Den JP-90 mussten wir über das Parallelkabel und das Netzteil anschließen. Olivetti war nicht in der Lage, Akku oder externen Infrarotadapter mitzuliefern. Statt des Akkus lassen sich auch zehn herkömmliche AA-Batterien verwenden.
Im Test fiel der JP-90 durch, da er im Betrieb viele Probleme machte. Tinte lief beim Wechseln der Kartuschen aus und die Druckkopferkennung funktionierte nicht einwandfrei – Probleme, mit denen sich niemand beim Drucken auf engstem Raum beschäftigen will.
Dagegen hat der JP-90 das Papierhandling ideal gelöst. Die obere Klappe des Druckers dient als Stütze für 30 Blatt. Das Papier wird von oben zugeführt und auch oben wieder ausgeworfen. Deswegen benötigt der JP-90 keinen zusätzlichen Platz. Im Test gab es jedoch einige Papierstaus.
Der BJC-50 hat keinen Papierschacht – die Blätter müssen einzeln von vorne zugeführt werden. Hinten kommen sie bedruckt wieder heraus. Wichtig: Das Papier ist beim Druck von Hand etwas nach oben zu halten, sonst stößt es an den Sitz des Vordermanns und verknittert.
Bei Brother und HP ist der Papierschacht hinten angebracht. Das bedruckte Blatt wird vorne ausgeworfen. So muss man beim Drucken mehrerer Seiten kein Papier nachlegen, aber die Schächte brauchen Platz und wiegen mehr. Trotzdem müssen bedruckte Blätter von Hand aufgefangen werden.

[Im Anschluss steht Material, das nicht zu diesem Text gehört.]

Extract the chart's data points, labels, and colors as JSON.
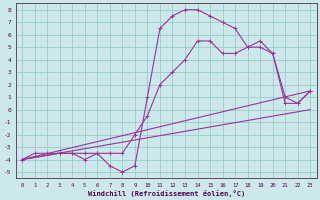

Das Netzteil sollte Spannungen zwischen 100 V und 240 Volt mit 50 Hz oder 60 Hz verarbeiten können. Dann ist auch ein Auslandseinsatz kein Problem mehr. Bis auf Olivetti können das auch alle Testkandidaten. FLORIAN HEISE
Getrennte Tanks für Schwarz und Farbe und die gleichzeitige Installation der Druckköpfe sind auch bei mobilen Druckern nicht zu viel verlangt (Canon BCJ-50).